Q: How can mortgage lenders better serve minority borrowers?

Abelyan: Ultimately, we are dealing with a systemic problem. Lenders and loan officers don’t want to do anything that hurts their profits. A loan officer who spends too much time working with people who won’t get a mortgage right away is seen as not doing their job. It comes down to getting loan officers to actually help people at the very beginning of their homeownership journey, perhaps by changing compensation structures and monitoring the conversations loan officers have with clients to see if they actually help people or just hang them up on the phone. as quickly as possible.

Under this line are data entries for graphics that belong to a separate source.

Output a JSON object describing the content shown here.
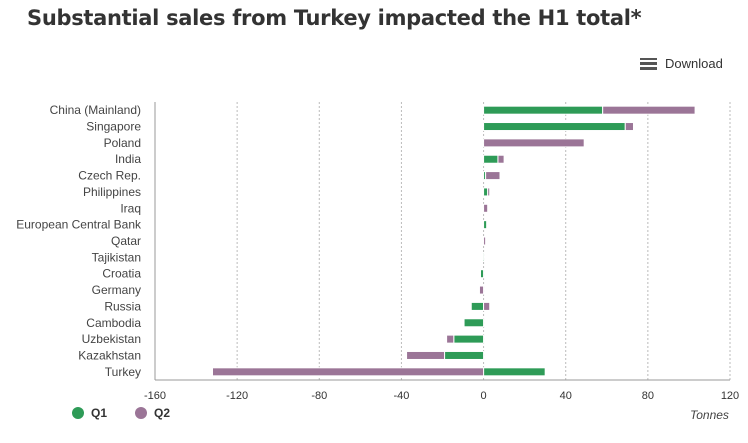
{
  "title": "Substantial sales from Turkey impacted the H1 total*",
  "download_label": "Download",
  "chart_data": {
    "type": "bar",
    "orientation": "horizontal",
    "stacked": true,
    "title": "Substantial sales from Turkey impacted the H1 total*",
    "xlabel": "Tonnes",
    "xlim": [
      -160,
      120
    ],
    "xticks": [
      -160,
      -120,
      -80,
      -40,
      0,
      40,
      80,
      120
    ],
    "grid": true,
    "legend_position": "bottom-left",
    "categories": [
      "China (Mainland)",
      "Singapore",
      "Poland",
      "India",
      "Czech Rep.",
      "Philippines",
      "Iraq",
      "European Central Bank",
      "Qatar",
      "Tajikistan",
      "Croatia",
      "Germany",
      "Russia",
      "Cambodia",
      "Uzbekistan",
      "Kazakhstan",
      "Turkey"
    ],
    "series": [
      {
        "name": "Q1",
        "color": "#2e9b57",
        "values": [
          58,
          69,
          0,
          7,
          1,
          2,
          0,
          1.5,
          0,
          -0.5,
          -1.5,
          0,
          -6,
          -9.5,
          -14.5,
          -19,
          30
        ]
      },
      {
        "name": "Q2",
        "color": "#9b7597",
        "values": [
          45,
          4,
          49,
          3,
          7,
          1,
          2,
          0,
          1,
          0,
          0,
          -2,
          3,
          0,
          -3.5,
          -18.5,
          -132
        ]
      }
    ]
  }
}
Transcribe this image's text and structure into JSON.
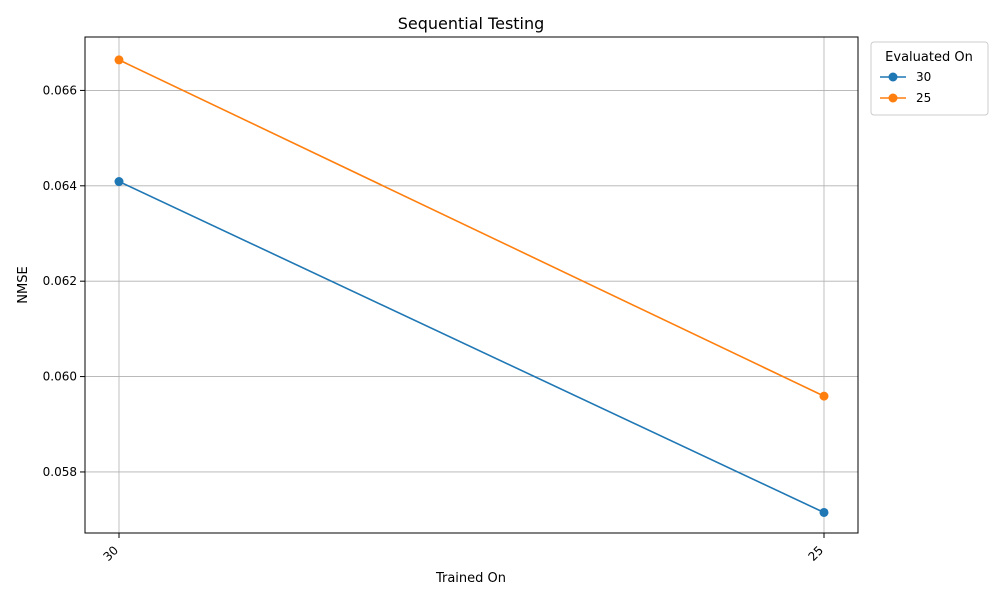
{
  "chart_data": {
    "type": "line",
    "title": "Sequential Testing",
    "xlabel": "Trained On",
    "ylabel": "NMSE",
    "categories": [
      "30",
      "25"
    ],
    "series": [
      {
        "name": "30",
        "values": [
          0.06409,
          0.05715
        ],
        "color": "#1f77b4"
      },
      {
        "name": "25",
        "values": [
          0.06664,
          0.05959
        ],
        "color": "#ff7f0e"
      }
    ],
    "ylim": [
      0.05672,
      0.06712
    ],
    "yticks": [
      "0.058",
      "0.060",
      "0.062",
      "0.064",
      "0.066"
    ],
    "ytick_values": [
      0.058,
      0.06,
      0.062,
      0.064,
      0.066
    ],
    "grid": true,
    "legend": {
      "title": "Evaluated On",
      "placement": "outside-top-right"
    }
  }
}
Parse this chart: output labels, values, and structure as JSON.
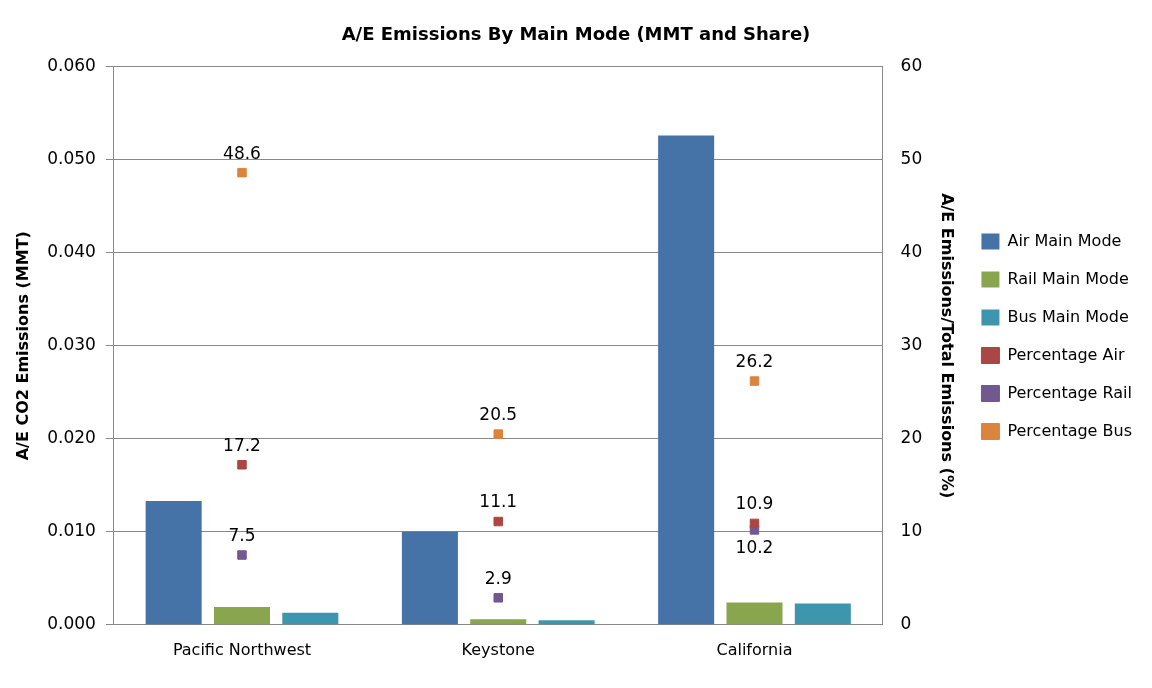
{
  "chart_data": {
    "type": "bar",
    "title": "A/E Emissions By Main Mode (MMT and Share)",
    "ylabel": "A/E CO2 Emissions (MMT)",
    "y2label": "A/E Emissions/Total Emissions (%)",
    "categories": [
      "Pacific Northwest",
      "Keystone",
      "California"
    ],
    "series": [
      {
        "name": "Air Main Mode",
        "color": "#4572a7",
        "values": [
          0.0133,
          0.01,
          0.0526
        ]
      },
      {
        "name": "Rail Main Mode",
        "color": "#89a54e",
        "values": [
          0.0019,
          0.0006,
          0.0024
        ]
      },
      {
        "name": "Bus Main Mode",
        "color": "#3d96ae",
        "values": [
          0.0013,
          0.0005,
          0.0023
        ]
      },
      {
        "name": "Percentage Air",
        "type": "scatter",
        "axis": "y2",
        "color": "#aa4643",
        "values": [
          17.2,
          11.1,
          10.9
        ],
        "value_labels": [
          "17.2",
          "11.1",
          "10.9"
        ]
      },
      {
        "name": "Percentage Rail",
        "type": "scatter",
        "axis": "y2",
        "color": "#71588f",
        "values": [
          7.5,
          2.9,
          10.2
        ],
        "value_labels": [
          "7.5",
          "2.9",
          "10.2"
        ]
      },
      {
        "name": "Percentage Bus",
        "type": "scatter",
        "axis": "y2",
        "color": "#db843d",
        "values": [
          48.6,
          20.5,
          26.2
        ],
        "value_labels": [
          "48.6",
          "20.5",
          "26.2"
        ]
      }
    ],
    "ylim": [
      0,
      0.06
    ],
    "yticks": [
      {
        "value": 0,
        "label": "0.000"
      },
      {
        "value": 0.01,
        "label": "0.010"
      },
      {
        "value": 0.02,
        "label": "0.020"
      },
      {
        "value": 0.03,
        "label": "0.030"
      },
      {
        "value": 0.04,
        "label": "0.040"
      },
      {
        "value": 0.05,
        "label": "0.050"
      },
      {
        "value": 0.06,
        "label": "0.060"
      }
    ],
    "y2lim": [
      0,
      60
    ],
    "y2ticks": [
      0,
      10,
      20,
      30,
      40,
      50,
      60
    ],
    "grid": "y",
    "legend": "right",
    "marker": "square"
  }
}
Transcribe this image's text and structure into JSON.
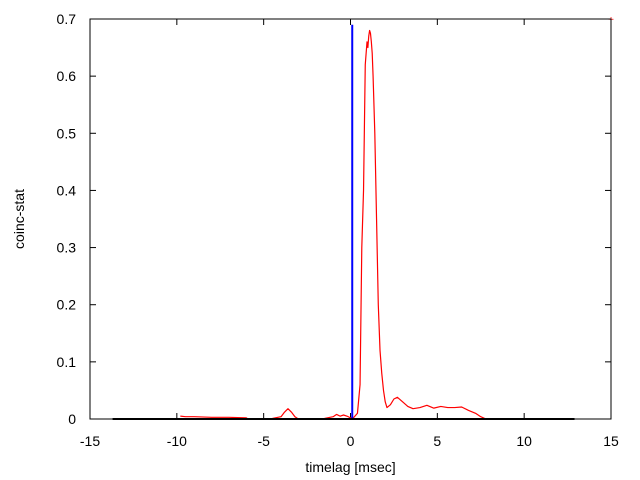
{
  "chart_data": {
    "type": "line",
    "title": "",
    "xlabel": "timelag [msec]",
    "ylabel": "coinc-stat",
    "xlim": [
      -15,
      15
    ],
    "ylim": [
      0,
      0.7
    ],
    "x_ticks": [
      "-15",
      "-10",
      "-5",
      "0",
      "5",
      "10",
      "15"
    ],
    "y_ticks": [
      "0",
      "0.1",
      "0.2",
      "0.3",
      "0.4",
      "0.5",
      "0.6",
      "0.7"
    ],
    "grid": false,
    "legend": "none",
    "series": [
      {
        "color": "#ff0000",
        "x": [
          -9.8,
          -9.5,
          -9.0,
          -8.0,
          -7.0,
          -6.0,
          -5.9,
          -5.5,
          -4.5,
          -4.0,
          -3.8,
          -3.6,
          -3.4,
          -3.2,
          -3.0,
          -2.5,
          -2.0,
          -1.5,
          -1.0,
          -0.8,
          -0.6,
          -0.4,
          -0.2,
          0.0,
          0.2,
          0.4,
          0.55,
          0.65,
          0.75,
          0.85,
          0.95,
          1.0,
          1.05,
          1.1,
          1.15,
          1.2,
          1.25,
          1.3,
          1.4,
          1.5,
          1.6,
          1.7,
          1.8,
          1.9,
          2.0,
          2.1,
          2.3,
          2.5,
          2.7,
          3.0,
          3.3,
          3.6,
          4.0,
          4.4,
          4.8,
          5.2,
          5.6,
          6.0,
          6.4,
          6.8,
          7.2,
          7.5,
          7.8
        ],
        "y": [
          0.005,
          0.004,
          0.004,
          0.003,
          0.003,
          0.002,
          0.0,
          0.0,
          0.001,
          0.004,
          0.012,
          0.018,
          0.012,
          0.004,
          0.0,
          0.0,
          0.0,
          0.001,
          0.004,
          0.008,
          0.005,
          0.007,
          0.005,
          0.002,
          0.003,
          0.01,
          0.06,
          0.3,
          0.4,
          0.62,
          0.66,
          0.65,
          0.67,
          0.68,
          0.675,
          0.66,
          0.64,
          0.6,
          0.5,
          0.35,
          0.2,
          0.12,
          0.08,
          0.05,
          0.03,
          0.02,
          0.025,
          0.035,
          0.038,
          0.03,
          0.022,
          0.018,
          0.02,
          0.024,
          0.019,
          0.022,
          0.02,
          0.02,
          0.021,
          0.015,
          0.01,
          0.004,
          0.0
        ]
      },
      {
        "color": "#0000ff",
        "type": "vline",
        "x": [
          0.1,
          0.1
        ],
        "y": [
          0,
          0.69
        ]
      },
      {
        "color": "#000000",
        "type": "baseline",
        "x": [
          -13.7,
          12.9
        ],
        "y": [
          0,
          0
        ]
      }
    ]
  }
}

Christian: Remuneration models must change. I started in the trenches as a loan processor in 2002, and I know you get paid based on how fast you can produce. But you can’t produce quickly with a borrower of $60,000 a year and 580 credit points. When this file arrives on the desktop, it represents a considerable amount of work, so an LO is more likely to pay attention to someone else. Until the mortgage industry changes this mindset, which is ingrained throughout the housing industry, nothing will change. But if we can change it, we can begin to change the generational tide.